Daha sonra, forseps kullanarak, embriyoyu açığa çıkararak yumurtanın üstünden bir parça yumurta kabuğu çıkarın. Elektroporasyon sırasında embriyoların kurumasını önlemek için herhangi bir zamanda beşten fazla yumurtayı pencereye koymayın. İğnenin ucunu optik vezikülün içine proksimal tarafından 45 derecelik bir açıyla sokun ve mavi renkli çözelti lümeni doldurana kadar pistona yavaşça bastırarak DNA kokteylini enjekte edin.
İğneyi geri çekin ve ucunu tekrar PBS'ye yerleştirin. Elektroporasyon için darbe voltajını 15 volta, darbe uzunluğunu 15 milisaniyeye, darbe aralığını 915 milisaniyeye ve darbe sayısını beşe ayarlayın. Embriyo üzerindeki vitellin membranına birkaç damla HBSS ekledikten sonra, elektrotları embriyonun ön-arka eksenine dik olarak HBSS'ye indirmek için mikromanipülatörü kullanın.
Elektrotları optik vezikülün her iki tarafına yerleştirin, elektrotların embriyoya veya kan damarlarına temas etmemesini sağlayın, ardından darbeli elektrik alanları uygulayın. Elektroporasyon tamamlandıktan sonra elektrotları çıkarın ve albümin birikimini önlemek için elektrotları suya batırılmış steril bir pamuklu çubukla nazikçe temizleyin. Pencereyi bantla kapatın ve embriyoyu istenen gelişim aşamasına kadar yeniden inkübe edin.
Bireysel pre-mikroRNA dizilerinin HEK293T hücrelerini eksprese eden Nel AP'ye transfeksiyonu, 482 ila 502, 910 ila 930 ve 2461 ila 2481 nükleotidlerine karşı yapılar tarafından Nel ekspresyonunun önemli ölçüde baskılanmasına neden oldu. İki mikroRNA dizisinin zincirlenmesi, yıkım verimliliğini önemli ölçüde artırdı. Her üç kombinasyon da, zincirlenmemiş bireysel mikroRNA öncesi dizilere kıyasla gelişmiş baskılama aktiviteleri gösterdi.

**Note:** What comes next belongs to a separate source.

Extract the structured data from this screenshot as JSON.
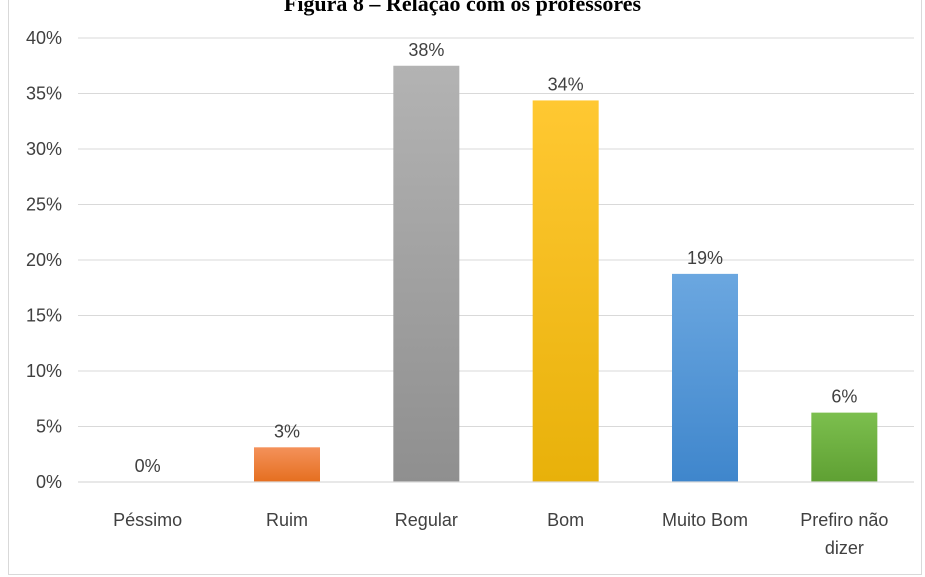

Transfeksiyondan en az 13 gün sonra sağlam supresyon gözlendi. 482 ila 502 ve 2461 ila 2481 nükleotidlerini hedefleyen bir Nel pre-mikroRNA yapısı, transpozaz ekspresyon vektörü ile civciv retinasına birlikte transfekte edildiğinde, retinal pigment epitelindeki Nel ekspresyonu, embriyonik gün 4.5'te zümrüt GFP eksprese eden hücrelerde önemli ölçüde azaldı. Sekiz günlük embriyolarda, retinal ganglion hücrelerinde Nel ekspresyonu da azaldı.
Buna karşılık, retinadaki Nel ekspresyonu, kontrol mikroRNA'sının girişinden etkilenmedi. Bu işlemi takiben, hücre proliferasyonu ve farklılaşması, hücre ölümü, hücre ve akson takibi gibi çeşitli yöntemler kullanılarak hedef gen baskılanması üzerindeki etkiler incelenebilir.